Sie blickte aus dem Fenster in der Hoffnung, so ihren
Gesichtsausdruck verbergen zu können. Draußen war es
fast schon dunkel. Aus den Fenstern der Senatorin hatte
man einen Blick aufs Capitol. In dem abnehmenden
Tageslicht sah das von blauen Seidenvorhängen
eingerahmte schimmernde Kuppelgebäude fast wie gemalt
aus.
»Wie schön!« rief sie aus.
Abigail wandte ihren Kopf zum Fenster hin. »Ja, das ist
es«, stimmte sie zu. »Dieser Anblick um diese Tageszeit
macht mir immer wieder klar, wozu ich da bin.

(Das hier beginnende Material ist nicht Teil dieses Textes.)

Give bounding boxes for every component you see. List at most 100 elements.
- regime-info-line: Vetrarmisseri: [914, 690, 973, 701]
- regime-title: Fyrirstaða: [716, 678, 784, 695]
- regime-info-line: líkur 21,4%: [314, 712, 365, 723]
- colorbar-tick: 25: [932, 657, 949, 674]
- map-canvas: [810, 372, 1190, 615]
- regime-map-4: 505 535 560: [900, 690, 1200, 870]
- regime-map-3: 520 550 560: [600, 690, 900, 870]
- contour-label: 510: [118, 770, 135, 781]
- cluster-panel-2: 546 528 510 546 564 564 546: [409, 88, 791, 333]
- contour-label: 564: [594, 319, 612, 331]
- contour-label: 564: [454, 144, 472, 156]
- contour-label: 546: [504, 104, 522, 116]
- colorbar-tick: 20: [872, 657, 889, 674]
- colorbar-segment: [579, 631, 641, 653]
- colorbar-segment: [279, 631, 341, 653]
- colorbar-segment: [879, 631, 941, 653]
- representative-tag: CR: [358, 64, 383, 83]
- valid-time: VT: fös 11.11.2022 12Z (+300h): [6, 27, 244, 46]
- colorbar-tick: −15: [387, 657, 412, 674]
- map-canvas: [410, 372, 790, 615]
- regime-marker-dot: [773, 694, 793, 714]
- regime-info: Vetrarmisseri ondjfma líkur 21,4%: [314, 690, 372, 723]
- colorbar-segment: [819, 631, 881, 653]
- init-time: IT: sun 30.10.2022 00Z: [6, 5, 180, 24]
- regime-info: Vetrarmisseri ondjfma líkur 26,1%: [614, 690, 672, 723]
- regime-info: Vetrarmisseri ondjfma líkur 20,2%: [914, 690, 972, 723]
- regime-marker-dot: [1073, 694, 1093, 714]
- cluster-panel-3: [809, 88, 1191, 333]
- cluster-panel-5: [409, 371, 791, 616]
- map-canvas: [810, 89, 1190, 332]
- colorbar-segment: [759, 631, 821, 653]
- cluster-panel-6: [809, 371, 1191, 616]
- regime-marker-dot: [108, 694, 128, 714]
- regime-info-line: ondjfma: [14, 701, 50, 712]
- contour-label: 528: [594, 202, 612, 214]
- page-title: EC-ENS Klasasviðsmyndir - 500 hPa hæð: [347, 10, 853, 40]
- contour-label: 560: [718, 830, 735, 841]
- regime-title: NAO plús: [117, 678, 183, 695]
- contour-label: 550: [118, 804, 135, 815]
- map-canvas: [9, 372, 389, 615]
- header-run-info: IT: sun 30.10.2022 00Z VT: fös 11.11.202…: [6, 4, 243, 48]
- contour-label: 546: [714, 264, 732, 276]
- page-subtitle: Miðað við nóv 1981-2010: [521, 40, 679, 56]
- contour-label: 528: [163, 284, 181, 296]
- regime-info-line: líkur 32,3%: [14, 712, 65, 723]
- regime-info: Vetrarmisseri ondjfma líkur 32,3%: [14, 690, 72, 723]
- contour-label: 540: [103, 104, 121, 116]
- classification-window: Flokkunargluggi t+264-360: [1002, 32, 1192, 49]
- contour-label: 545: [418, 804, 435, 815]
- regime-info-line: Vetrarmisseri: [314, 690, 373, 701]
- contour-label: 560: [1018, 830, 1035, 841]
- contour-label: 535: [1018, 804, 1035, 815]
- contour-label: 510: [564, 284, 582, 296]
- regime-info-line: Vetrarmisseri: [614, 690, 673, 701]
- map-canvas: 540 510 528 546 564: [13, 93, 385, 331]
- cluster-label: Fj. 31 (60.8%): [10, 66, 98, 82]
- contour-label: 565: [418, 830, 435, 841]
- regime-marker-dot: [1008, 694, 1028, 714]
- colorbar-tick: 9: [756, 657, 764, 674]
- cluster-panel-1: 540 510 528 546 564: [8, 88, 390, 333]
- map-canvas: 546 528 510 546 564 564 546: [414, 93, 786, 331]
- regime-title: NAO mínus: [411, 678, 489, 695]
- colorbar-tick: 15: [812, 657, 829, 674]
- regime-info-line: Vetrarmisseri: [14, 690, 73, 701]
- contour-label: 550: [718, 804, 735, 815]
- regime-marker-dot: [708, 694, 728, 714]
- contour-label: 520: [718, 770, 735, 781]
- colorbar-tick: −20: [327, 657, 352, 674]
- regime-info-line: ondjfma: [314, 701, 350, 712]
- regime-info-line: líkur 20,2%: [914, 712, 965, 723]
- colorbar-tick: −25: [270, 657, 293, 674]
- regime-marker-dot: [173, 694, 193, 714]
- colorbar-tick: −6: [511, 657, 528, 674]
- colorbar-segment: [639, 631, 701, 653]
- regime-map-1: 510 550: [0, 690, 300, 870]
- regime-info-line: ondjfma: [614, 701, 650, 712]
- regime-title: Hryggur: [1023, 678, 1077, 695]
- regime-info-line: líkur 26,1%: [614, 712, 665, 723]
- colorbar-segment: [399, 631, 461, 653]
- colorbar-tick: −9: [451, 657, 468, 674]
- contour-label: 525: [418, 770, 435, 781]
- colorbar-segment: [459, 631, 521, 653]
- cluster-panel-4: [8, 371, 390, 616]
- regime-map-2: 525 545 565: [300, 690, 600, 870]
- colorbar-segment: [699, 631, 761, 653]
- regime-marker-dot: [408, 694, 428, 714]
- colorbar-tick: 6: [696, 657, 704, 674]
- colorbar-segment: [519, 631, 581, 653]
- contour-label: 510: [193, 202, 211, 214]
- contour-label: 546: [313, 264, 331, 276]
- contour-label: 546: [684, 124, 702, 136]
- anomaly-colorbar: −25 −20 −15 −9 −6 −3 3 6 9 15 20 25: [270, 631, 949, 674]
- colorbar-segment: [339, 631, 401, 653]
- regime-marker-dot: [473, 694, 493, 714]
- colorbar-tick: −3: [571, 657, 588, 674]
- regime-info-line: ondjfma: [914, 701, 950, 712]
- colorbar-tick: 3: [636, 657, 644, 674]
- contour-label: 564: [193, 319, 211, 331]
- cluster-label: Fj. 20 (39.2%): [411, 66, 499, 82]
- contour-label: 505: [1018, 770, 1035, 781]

Sie können
sich nicht vorstellen, wie befriedigend es für mich ist, zu
wissen, daß aufgrund dessen, was ich heute gemacht habe,
eine alte Frau in einem anständigen Pflegeheim ordentlich
versorgt wird und Menschen, die ein kümmerliches Dasein
fristen, vielleicht zusätzlich Geld bekommen.«
Abigail Jennings strahlt eine fast sinnliche Energie aus,
wenn sie über ihre Arbeit spricht, dachte Pat. Es ist ihr
Ernst mit dem, was sie sagt.
Aber sie dachte auch, daß die Senatorin schon das
Mädchen aus ihrem Gedächtnis verdrängt hatte, das sie
erst vor wenigen Stunden entlassen hatte.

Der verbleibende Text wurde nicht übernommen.